Still, there were a lot of people fishing in the park all summer long, Koel said. As the temperatures drop, the crowds thin. Fishing pressure drops and those who do come find a quieter scene.

“It’s a treasure,” Koel said.

John Juracek, an angler and photographer who lives in West Yellowstone, said fall fishing draws a different crowd than the rest of the season.

“I don’t want to say they’re more hardcore — there’s a different mentality,” Juracek said. “A willingness to tolerate the conditions and the fact that the fishing might be iffy.”

My father and I started Saturday on the Madison, looking for big fish running up from Hebgen Lake. He had a couple of fish eat a nymph but didn’t land them.

I missed one that ate a soft hackle, and I spotted an 18-inch fish hugging the river bottom right in front of me. Seeing one isn’t as good as hooking one, but it’s close.

Firehole River, Yellowstone

The Firehole River near Midway Geyser Basin. 

After a couple of hours we dispensed with big fish dreams and headed to the Firehole to look for rising fish. That’s how we ended up making coffee in the wind at Fountain Flat Drive.

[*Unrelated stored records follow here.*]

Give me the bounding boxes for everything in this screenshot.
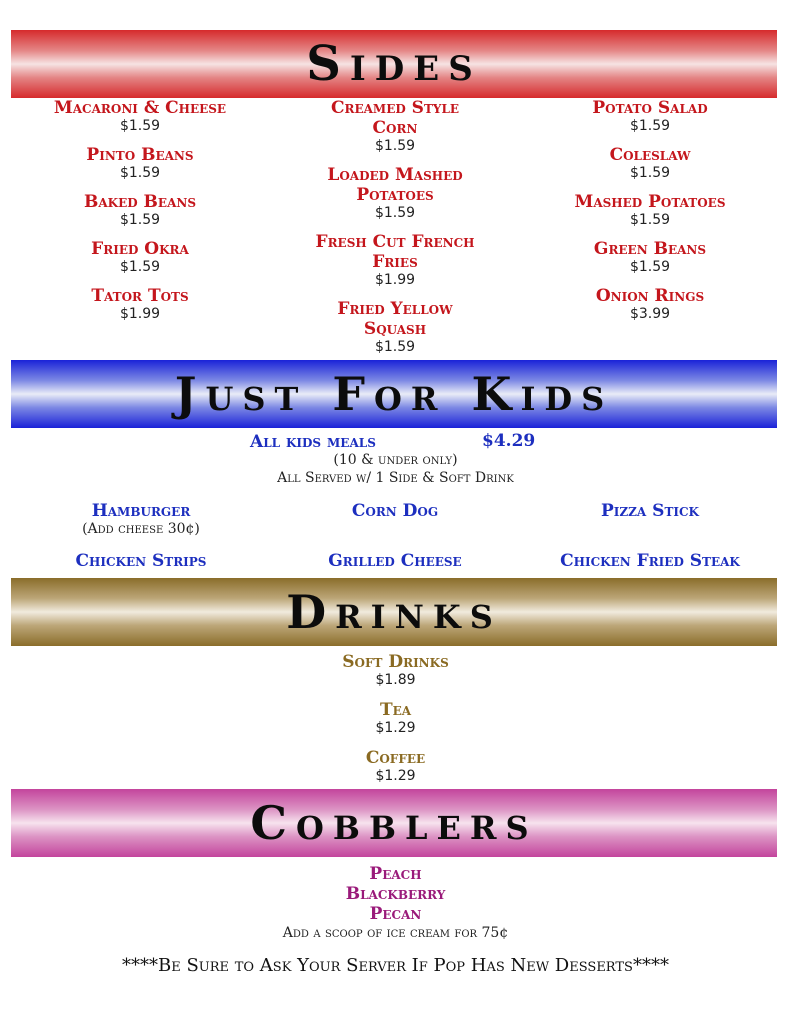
item-price: $1.29: [375, 720, 416, 736]
item-name: Fried Yellow Squash: [337, 299, 453, 339]
item-name: Baked Beans: [83, 192, 197, 212]
menu-item: [540, 239, 760, 276]
item-price: $1.59: [119, 165, 161, 181]
item-name: Corn Dog: [351, 501, 439, 521]
item-name: Soft Drinks: [342, 652, 449, 672]
menu-item: [30, 239, 250, 276]
item-price: $1.59: [629, 212, 671, 228]
kids-item-corn-dog: [280, 501, 510, 521]
menu-item: [540, 98, 760, 135]
item-name: Coffee: [365, 748, 426, 768]
menu-item: [30, 192, 250, 229]
item-price: $1.29: [375, 768, 416, 784]
item-name: Tator Tots: [91, 286, 189, 306]
item-name: Pinto Beans: [86, 145, 194, 165]
item-price: $1.59: [629, 259, 671, 275]
item-name: Chicken Strips: [75, 551, 207, 571]
menu-item: [540, 145, 760, 182]
item-price: $1.59: [374, 138, 416, 154]
kids-age-note: (10 & under only): [333, 452, 458, 468]
item-price: $1.59: [629, 118, 671, 134]
kids-item-chicken-fried-steak: [535, 551, 765, 571]
item-price: $1.59: [629, 165, 671, 181]
menu-item: [30, 145, 250, 182]
ice-cream-note: Add a scoop of ice cream for 75¢: [282, 925, 509, 941]
item-name: Macaroni & Cheese: [53, 98, 227, 118]
menu-item: [285, 98, 505, 155]
kids-meals-price: $4.29: [482, 431, 536, 451]
item-price: $3.99: [629, 306, 671, 322]
menu-item: [0, 700, 791, 737]
sides-banner: [11, 30, 777, 98]
item-name: Pizza Stick: [601, 501, 699, 521]
kids-item-pizza-stick: [535, 501, 765, 521]
menu-item: [0, 652, 791, 689]
item-name: Fresh Cut French Fries: [315, 232, 475, 272]
item-name: Loaded Mashed Potatoes: [327, 165, 463, 205]
item-price: $1.59: [374, 339, 416, 355]
drinks-title: Drinks: [286, 585, 502, 639]
kids-banner: [11, 360, 777, 428]
hamburger-cheese-note: (Add cheese 30¢): [82, 521, 200, 537]
item-price: $1.99: [374, 272, 416, 288]
item-price: $1.59: [119, 118, 161, 134]
kids-item-grilled-cheese: [280, 551, 510, 571]
drinks-list: [0, 652, 791, 795]
item-price: $1.99: [119, 306, 161, 322]
item-name: Grilled Cheese: [328, 551, 462, 571]
kids-title: Just For Kids: [174, 367, 614, 421]
item-name: Potato Salad: [592, 98, 708, 118]
cobbler-item: Blackberry: [345, 884, 446, 904]
cobblers-banner: [11, 789, 777, 857]
footer-note: ****Be Sure to Ask Your Server If Pop Has New Desserts****: [122, 955, 669, 976]
drinks-banner: [11, 578, 777, 646]
item-name: Creamed Style Corn: [330, 98, 460, 138]
sides-column-2: [285, 98, 505, 366]
menu-item: [30, 286, 250, 323]
menu-item: [540, 286, 760, 323]
menu-item: [285, 232, 505, 289]
item-name: Chicken Fried Steak: [560, 551, 740, 571]
item-price: $1.89: [375, 672, 416, 688]
kids-item-chicken-strips: [26, 551, 256, 571]
sides-column-1: [30, 98, 250, 333]
item-name: Coleslaw: [609, 145, 691, 165]
menu-item: [285, 165, 505, 222]
sides-column-3: [540, 98, 760, 333]
kids-meals-label: All kids meals: [250, 432, 376, 452]
item-name: Green Beans: [593, 239, 707, 259]
menu-item: [30, 98, 250, 135]
menu-item: [540, 192, 760, 229]
cobbler-item: Peach: [369, 864, 422, 884]
item-name: Onion Rings: [595, 286, 705, 306]
menu-item: [0, 748, 791, 785]
cobbler-item: Pecan: [369, 904, 422, 924]
kids-item-hamburger: [26, 501, 256, 538]
item-price: $1.59: [374, 205, 416, 221]
item-name: Tea: [379, 700, 412, 720]
item-name: Mashed Potatoes: [574, 192, 726, 212]
item-name: Hamburger: [91, 501, 191, 521]
item-price: $1.59: [119, 212, 161, 228]
cobblers-list: [0, 864, 791, 942]
cobblers-title: Cobblers: [250, 796, 538, 850]
sides-title: Sides: [306, 36, 482, 92]
item-price: $1.59: [119, 259, 161, 275]
kids-served-note: All Served w/ 1 Side & Soft Drink: [277, 470, 514, 486]
menu-item: [285, 299, 505, 356]
item-name: Fried Okra: [91, 239, 189, 259]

The river cuts through an open meadow a couple hundred yards from the parking lot. We decided we needed a little protection from the wind, or at least a shorter walk back to the car.

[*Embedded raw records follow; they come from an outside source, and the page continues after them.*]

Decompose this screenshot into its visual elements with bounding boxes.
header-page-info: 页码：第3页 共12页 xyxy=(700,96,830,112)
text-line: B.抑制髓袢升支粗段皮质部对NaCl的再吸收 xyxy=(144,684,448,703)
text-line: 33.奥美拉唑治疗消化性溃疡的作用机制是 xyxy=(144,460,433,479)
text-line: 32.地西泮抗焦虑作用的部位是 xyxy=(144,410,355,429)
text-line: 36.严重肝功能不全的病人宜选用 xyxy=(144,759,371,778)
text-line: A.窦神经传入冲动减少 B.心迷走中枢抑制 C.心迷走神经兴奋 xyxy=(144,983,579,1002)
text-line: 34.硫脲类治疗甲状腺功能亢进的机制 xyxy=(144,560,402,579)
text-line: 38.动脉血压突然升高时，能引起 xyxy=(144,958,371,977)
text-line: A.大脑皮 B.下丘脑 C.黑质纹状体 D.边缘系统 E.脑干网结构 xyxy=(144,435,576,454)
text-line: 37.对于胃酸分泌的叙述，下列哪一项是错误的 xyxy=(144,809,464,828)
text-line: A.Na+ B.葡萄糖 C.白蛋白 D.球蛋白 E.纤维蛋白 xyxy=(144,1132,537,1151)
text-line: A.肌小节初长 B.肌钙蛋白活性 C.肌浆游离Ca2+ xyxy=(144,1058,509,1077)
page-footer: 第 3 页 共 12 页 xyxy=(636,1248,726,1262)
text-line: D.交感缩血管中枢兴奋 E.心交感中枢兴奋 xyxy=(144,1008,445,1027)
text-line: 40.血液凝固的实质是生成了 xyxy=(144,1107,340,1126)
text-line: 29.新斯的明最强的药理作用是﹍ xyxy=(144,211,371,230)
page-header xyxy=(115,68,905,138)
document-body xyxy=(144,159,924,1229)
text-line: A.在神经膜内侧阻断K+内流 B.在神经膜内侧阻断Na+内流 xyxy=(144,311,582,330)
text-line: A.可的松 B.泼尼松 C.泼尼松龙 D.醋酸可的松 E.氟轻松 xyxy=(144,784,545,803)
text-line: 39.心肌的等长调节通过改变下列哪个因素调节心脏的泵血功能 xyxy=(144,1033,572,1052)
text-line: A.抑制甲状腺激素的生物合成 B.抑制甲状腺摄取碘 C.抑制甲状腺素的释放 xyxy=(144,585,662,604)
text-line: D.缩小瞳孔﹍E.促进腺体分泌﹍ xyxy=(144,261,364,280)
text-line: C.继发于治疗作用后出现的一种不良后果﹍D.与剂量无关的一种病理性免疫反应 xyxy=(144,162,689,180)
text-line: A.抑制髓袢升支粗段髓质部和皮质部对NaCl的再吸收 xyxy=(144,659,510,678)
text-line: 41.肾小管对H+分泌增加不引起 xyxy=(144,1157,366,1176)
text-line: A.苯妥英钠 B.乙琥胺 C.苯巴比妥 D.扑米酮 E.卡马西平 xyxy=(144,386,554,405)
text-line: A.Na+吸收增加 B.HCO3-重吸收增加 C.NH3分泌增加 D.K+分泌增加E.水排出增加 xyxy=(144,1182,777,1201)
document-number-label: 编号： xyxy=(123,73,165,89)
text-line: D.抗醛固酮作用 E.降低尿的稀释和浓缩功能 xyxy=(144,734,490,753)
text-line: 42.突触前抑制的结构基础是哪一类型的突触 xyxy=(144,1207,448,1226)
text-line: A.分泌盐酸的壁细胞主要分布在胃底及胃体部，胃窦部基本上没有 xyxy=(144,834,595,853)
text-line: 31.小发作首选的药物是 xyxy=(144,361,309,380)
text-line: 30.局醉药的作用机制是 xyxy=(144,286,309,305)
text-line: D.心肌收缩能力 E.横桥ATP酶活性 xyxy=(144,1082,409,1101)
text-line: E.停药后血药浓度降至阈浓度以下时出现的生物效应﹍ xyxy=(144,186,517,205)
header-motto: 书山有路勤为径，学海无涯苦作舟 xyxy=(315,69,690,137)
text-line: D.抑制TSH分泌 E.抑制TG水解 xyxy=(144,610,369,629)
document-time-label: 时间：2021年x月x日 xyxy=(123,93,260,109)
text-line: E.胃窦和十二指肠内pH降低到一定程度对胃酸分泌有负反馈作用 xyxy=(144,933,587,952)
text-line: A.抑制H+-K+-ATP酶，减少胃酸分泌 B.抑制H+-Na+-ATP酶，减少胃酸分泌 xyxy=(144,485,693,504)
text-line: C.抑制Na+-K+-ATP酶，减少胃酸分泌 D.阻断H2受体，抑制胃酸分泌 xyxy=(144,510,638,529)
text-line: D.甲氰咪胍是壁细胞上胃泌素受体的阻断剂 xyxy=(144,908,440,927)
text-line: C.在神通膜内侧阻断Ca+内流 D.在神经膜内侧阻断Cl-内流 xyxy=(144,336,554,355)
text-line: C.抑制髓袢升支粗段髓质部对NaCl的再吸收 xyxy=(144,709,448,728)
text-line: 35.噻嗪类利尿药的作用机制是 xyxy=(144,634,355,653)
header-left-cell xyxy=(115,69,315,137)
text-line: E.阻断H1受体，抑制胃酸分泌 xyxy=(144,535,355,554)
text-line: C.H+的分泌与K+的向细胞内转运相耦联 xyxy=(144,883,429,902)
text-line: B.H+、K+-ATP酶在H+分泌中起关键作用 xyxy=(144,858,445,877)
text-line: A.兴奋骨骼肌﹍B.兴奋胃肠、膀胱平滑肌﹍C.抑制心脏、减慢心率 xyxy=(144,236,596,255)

A turnout a few miles down the road worked fine. Fish rose to mayflies there, plucking them from the surface.

Turns out they were pretty good at telling the difference between real and fake, however. One fish ate an olive soft hackle I tried but spat the hook long before I could do anything about it.

The snow and the rain kept falling, and the wind gusted. After a few hours, we headed back to West Yellowstone, where we were staying.

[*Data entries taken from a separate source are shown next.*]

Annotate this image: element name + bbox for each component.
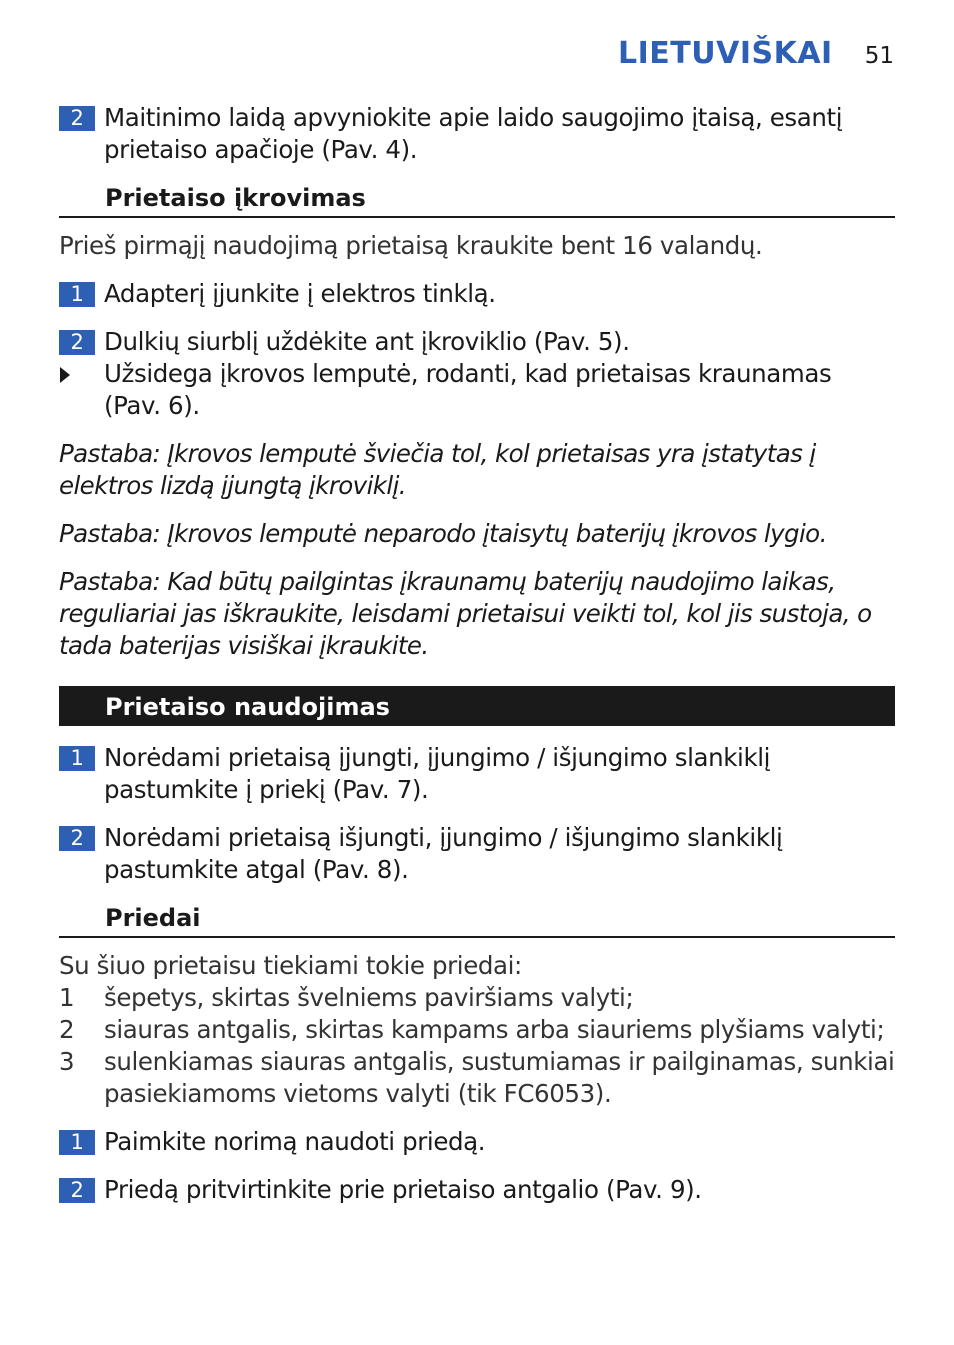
section-heading-usage: Prietaiso naudojimas bbox=[59, 686, 895, 726]
step-text: Norėdami prietaisą išjungti, įjungimo / išjungimo slankiklį pastumkite atgal (Pav. 8). bbox=[104, 823, 783, 884]
list-item bbox=[59, 982, 895, 1014]
step-text: Adapterį įjunkite į elektros tinklą. bbox=[104, 279, 496, 308]
step-text: Paimkite norimą naudoti priedą. bbox=[104, 1127, 486, 1156]
section-intro: Prieš pirmąjį naudojimą prietaisą kraukite bent 16 valandų. bbox=[59, 231, 763, 260]
step-number-badge: 1 bbox=[59, 1130, 95, 1155]
list-item bbox=[59, 1014, 895, 1046]
step-accessory-1 bbox=[59, 1126, 895, 1158]
list-item bbox=[59, 1046, 895, 1110]
result-bullet bbox=[59, 358, 895, 422]
step-usage-2 bbox=[59, 822, 895, 886]
list-intro: Su šiuo prietaisu tiekiami tokie priedai: bbox=[59, 951, 522, 980]
step-accessory-2 bbox=[59, 1174, 895, 1206]
bullet-text: Užsidega įkrovos lemputė, rodanti, kad prietaisas kraunamas (Pav. 6). bbox=[104, 359, 832, 420]
page-content bbox=[59, 102, 895, 1222]
section-heading-charging: Prietaiso įkrovimas bbox=[59, 182, 895, 218]
step-number-badge: 2 bbox=[59, 330, 95, 355]
triangle-bullet-icon bbox=[60, 367, 70, 383]
step-usage-1 bbox=[59, 742, 895, 806]
page-header bbox=[618, 36, 894, 71]
step-text: Norėdami prietaisą įjungti, įjungimo / išjungimo slankiklį pastumkite į priekį (Pav. 7). bbox=[104, 743, 771, 804]
language-title: LIETUVIŠKAI bbox=[618, 36, 833, 71]
step-number-badge: 1 bbox=[59, 282, 95, 307]
step-number-badge: 1 bbox=[59, 746, 95, 771]
note-2: Pastaba: Įkrovos lemputė neparodo įtaisytų baterijų įkrovos lygio. bbox=[59, 519, 827, 548]
list-item-number: 2 bbox=[59, 1015, 75, 1044]
step-number-badge: 2 bbox=[59, 1178, 95, 1203]
step-number-badge: 2 bbox=[59, 826, 95, 851]
list-item-text: šepetys, skirtas švelniems paviršiams valyti; bbox=[104, 983, 634, 1012]
step-number-badge: 2 bbox=[59, 106, 95, 131]
page-number: 51 bbox=[864, 43, 894, 69]
list-item-number: 3 bbox=[59, 1047, 75, 1076]
note-1: Pastaba: Įkrovos lemputė šviečia tol, kol prietaisas yra įstatytas į elektros lizdą įjungtą įkroviklį. bbox=[59, 439, 816, 500]
list-item-number: 1 bbox=[59, 983, 75, 1012]
list-item-text: siauras antgalis, skirtas kampams arba siauriems plyšiams valyti; bbox=[104, 1015, 885, 1044]
step-text: Maitinimo laidą apvyniokite apie laido saugojimo įtaisą, esantį prietaiso apačioje (Pav. 4). bbox=[104, 103, 843, 164]
accessories-list bbox=[59, 950, 895, 1110]
step-text: Priedą pritvirtinkite prie prietaiso antgalio (Pav. 9). bbox=[104, 1175, 702, 1204]
step-charging-1 bbox=[59, 278, 895, 310]
step-charging-2 bbox=[59, 326, 895, 358]
step-wind-cord bbox=[59, 102, 895, 166]
note-3: Pastaba: Kad būtų pailgintas įkraunamų baterijų naudojimo laikas, reguliariai jas iškraukite, leisdami prietaisui veikti tol, kol jis sustoja, o tada baterijas visiškai įkraukite. bbox=[59, 567, 872, 660]
section-heading-accessories: Priedai bbox=[59, 902, 895, 938]
step-text: Dulkių siurblį uždėkite ant įkroviklio (Pav. 5). bbox=[104, 327, 630, 356]
list-item-text: sulenkiamas siauras antgalis, sustumiamas ir pailginamas, sunkiai pasiekiamoms vietoms valyti (tik FC6053). bbox=[104, 1047, 895, 1108]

Sunday morning, our cars were covered in snow. Knowing it was closed, I drove over to the gate, just to see what it looked like. Barriers blocked any incoming traffic. A traffic sign flashed the message that the roads were closing at 7 p.m. on Nov. 6, even though that was more than 12 hours ago. Beyond the entrance station, the tree-lined road collected its first layer of snow.

Outside the park, along U.S. Highway 191, cars were parked at a few pullouts where anglers can walk to the Madison River, including parts that are inside the park.

It was still snowing, and it was less than 40 degrees out. And there was still time left in the park’s fishing season, at least for those willing to tolerate the conditions.